Australians highlight China's economic importance, but place greater weight on US ties
Australians are conflicted in their attitudes towards China, seeing the country as a great economic opportunity while at the same time feeling uneasy about growing Chinese investment, according to a Lowy Institute poll on public opinion and foreign policy issued yesterday.
The poll also found that more Australians place higher importance on the country's relationship with the United States, even though they recognise China is the most important economy for Australia.
Dr Michael Fullilove, executive director of the independent Australian think tank, was quoted as saying by the institute that the poll "illustrates why a central policy issue for future Australian governments will be managing the Australia-US-China strategic triangle".
A total of 76 per cent of 1,002 respondents identified China as the most important economy to Australia at the moment. This is 13 percentage points up since 2009.
However, strong economic ties do not necessarily mean a harmonious relationship, with sentiment towards China having cooled slightly. The poll showed that 57 per cent of Australians thought their country was allowing too much investment from China, up from 56 per cent last year.
As well as fear of Chinese investment, more than half of Australians see China as a military threat, unchanged from last year's result and down from a 2009 peak.
Rory Metcalf, director of the institute's international security programme, said China had an "opportunity … through its public diplomacy, to put a lid on those threat perceptions".

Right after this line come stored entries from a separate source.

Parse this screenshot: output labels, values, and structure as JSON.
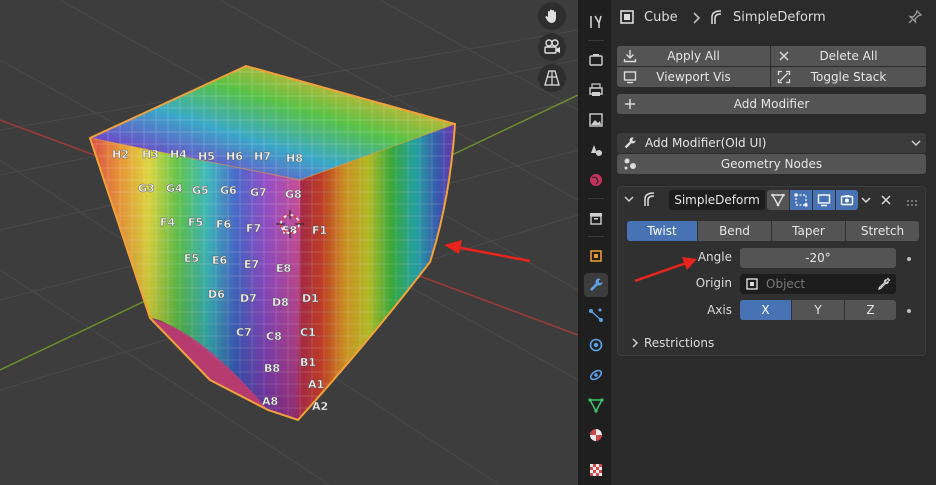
{
  "header": {
    "object_name": "Cube",
    "modifier_name": "SimpleDeform"
  },
  "actions": {
    "apply_all": "Apply All",
    "delete_all": "Delete All",
    "viewport_vis": "Viewport Vis",
    "toggle_stack": "Toggle Stack",
    "add_modifier": "Add Modifier",
    "add_modifier_old": "Add Modifier(Old UI)",
    "geometry_nodes": "Geometry Nodes"
  },
  "modifier": {
    "name": "SimpleDeform",
    "modes": [
      "Twist",
      "Bend",
      "Taper",
      "Stretch"
    ],
    "selected_mode": "Twist",
    "angle_label": "Angle",
    "angle_value": "-20°",
    "origin_label": "Origin",
    "origin_placeholder": "Object",
    "axis_label": "Axis",
    "axes": [
      "X",
      "Y",
      "Z"
    ],
    "selected_axis": "X",
    "restrictions": "Restrictions"
  },
  "cube_labels": {
    "top_row": [
      "H2",
      "H3",
      "H4",
      "H5",
      "H6",
      "H7",
      "H8"
    ],
    "column_g": [
      "G3",
      "G4",
      "G5",
      "G6",
      "G7",
      "G8"
    ],
    "column_f": [
      "F4",
      "F5",
      "F6",
      "F7",
      "F8",
      "F1"
    ],
    "column_e": [
      "E5",
      "E6",
      "E7",
      "E8"
    ],
    "column_d": [
      "D6",
      "D7",
      "D8",
      "D1"
    ],
    "column_c": [
      "C7",
      "C8",
      "C1"
    ],
    "column_b": [
      "B8",
      "B1"
    ],
    "column_a": [
      "A1",
      "A2",
      "A8"
    ]
  },
  "colors": {
    "accent": "#4772b3",
    "selection_outline": "#f2a23a",
    "annotation_arrow": "#e8241c",
    "panel_bg": "#2b2b2b",
    "button_bg": "#545454"
  }
}
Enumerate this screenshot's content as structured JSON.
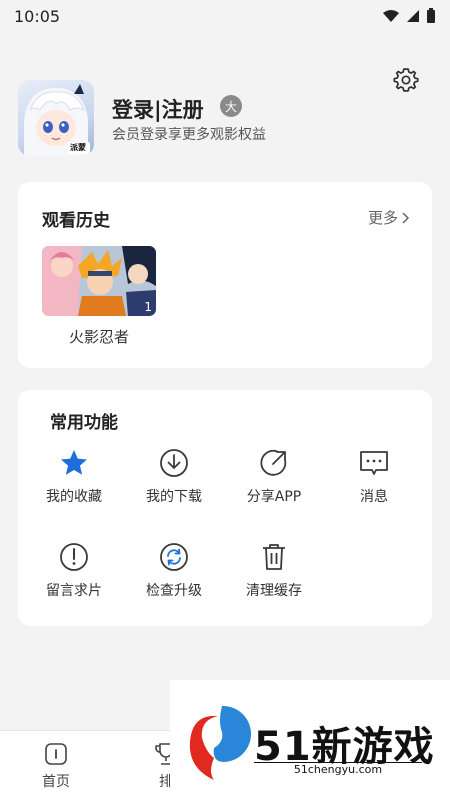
{
  "status_bar": {
    "time": "10:05"
  },
  "profile": {
    "title": "登录|注册",
    "badge": "大",
    "subtitle": "会员登录享更多观影权益",
    "avatar_text": "派蒙"
  },
  "history": {
    "title": "观看历史",
    "more": "更多",
    "items": [
      {
        "title": "火影忍者",
        "count": "1"
      }
    ]
  },
  "features": {
    "title": "常用功能",
    "items": [
      {
        "label": "我的收藏",
        "icon": "star-icon"
      },
      {
        "label": "我的下载",
        "icon": "download-icon"
      },
      {
        "label": "分享APP",
        "icon": "share-icon"
      },
      {
        "label": "消息",
        "icon": "message-icon"
      },
      {
        "label": "留言求片",
        "icon": "exclamation-icon"
      },
      {
        "label": "检查升级",
        "icon": "refresh-icon"
      },
      {
        "label": "清理缓存",
        "icon": "trash-icon"
      }
    ]
  },
  "tabbar": {
    "items": [
      {
        "label": "首页",
        "icon": "home-icon"
      },
      {
        "label": "排",
        "icon": "trophy-icon"
      }
    ]
  },
  "watermark": {
    "text": "51新游戏",
    "url": "51chengyu.com"
  },
  "colors": {
    "accent_blue": "#1e6fdc",
    "icon_dark": "#3a3a3a"
  }
}
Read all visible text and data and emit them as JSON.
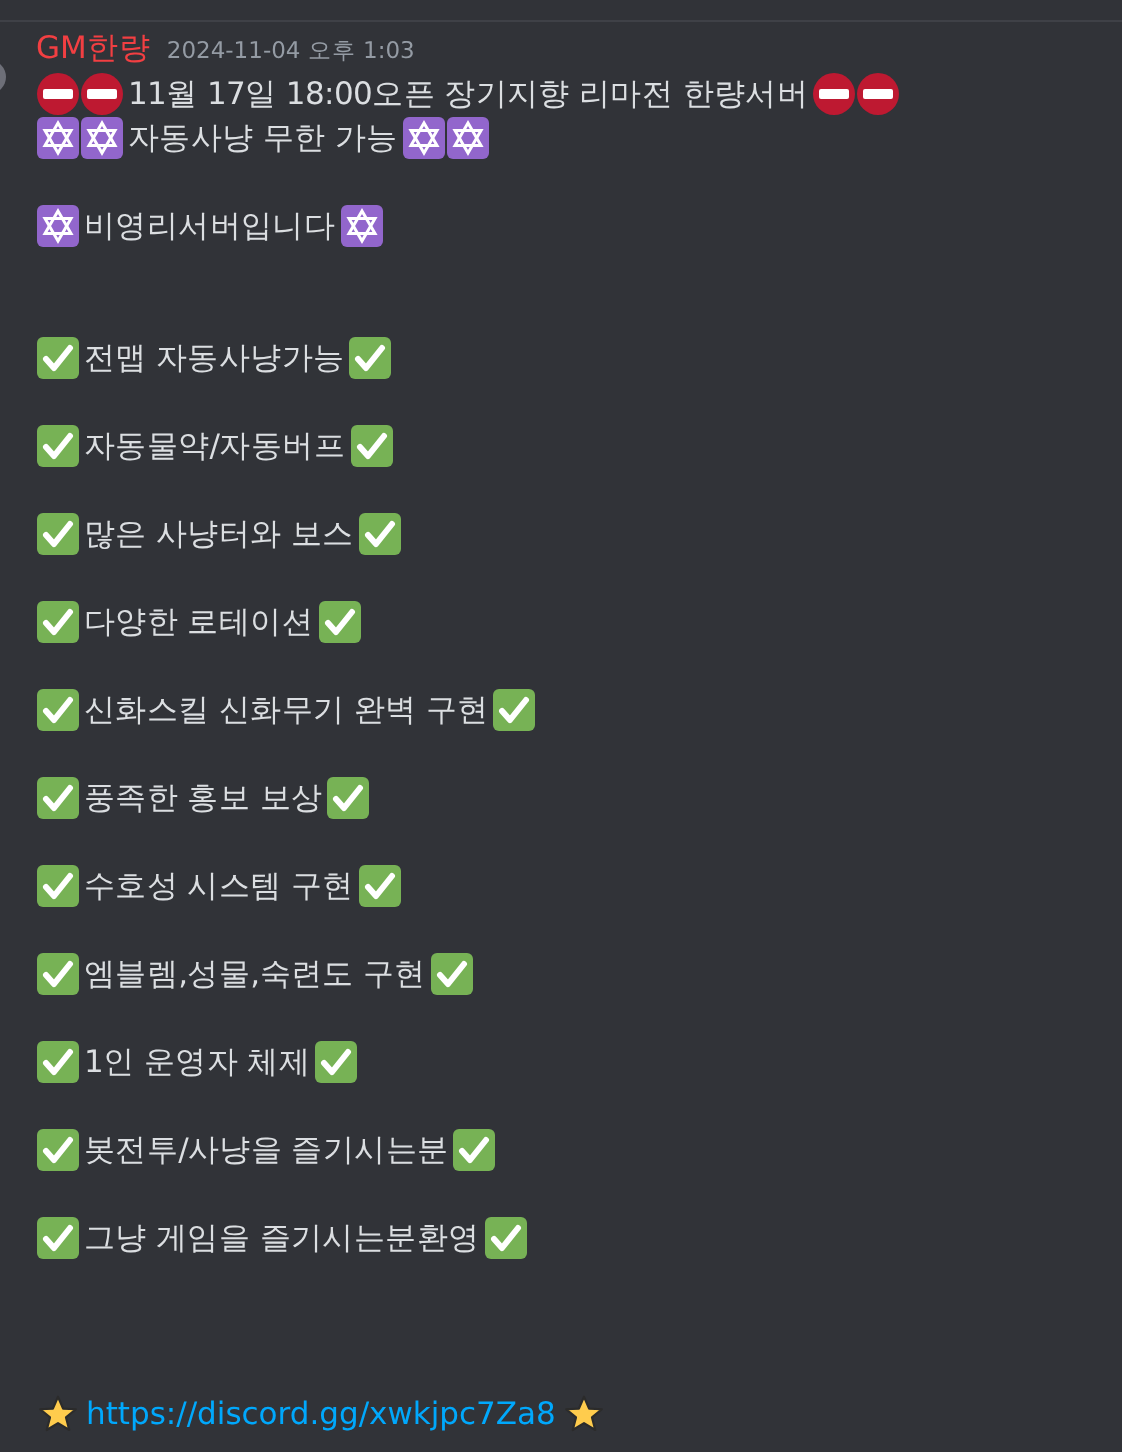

A reflection of that fear was increased support for the US alliance, which the poll's author, Alex Oliver, said remained "the bedrock of Australian security".
The poll revealed that 82 per cent supported the Australian-US relationship, the highest percentage since polling began in 2005. More than half agreed with hosting US troops on Australian soil. "Support for the US basing forces [in Australia] is firming and perhaps we can balance that against the military threat from China," Oliver said.
Shen Shishun, director of the department of Asia-Pacific security and co-operation at the China Institute of International Studies, said the fear was unfounded.
"I don't see any tendency in China's military organisation and development aimed towards Australia," Shen said, adding that China saw Australia as an "extended neighbour" and that there was "no intention at all of military action".
Professor Kerry Brown, executive director of the China Studies Centre at the University of Sydney, said that perceiving China as an economic opportunity and a military threat was an ambiguity derived from the speed of China's rise and fear of a different economic system.
"It creates a certain amount of confusion and a lack of comprehension about how to interpret the situation, which is not helped by the fact that China is not very good at explaining what it is up to," Brown said.
Nevertheless, the vast majority of those polled - 87 per cent - said it was possible for Australia to have good relations with both China and the US, and 62 percent disagreed with the statement that "Australia should support US military action in Asia, for example in a conflict between China and Japan."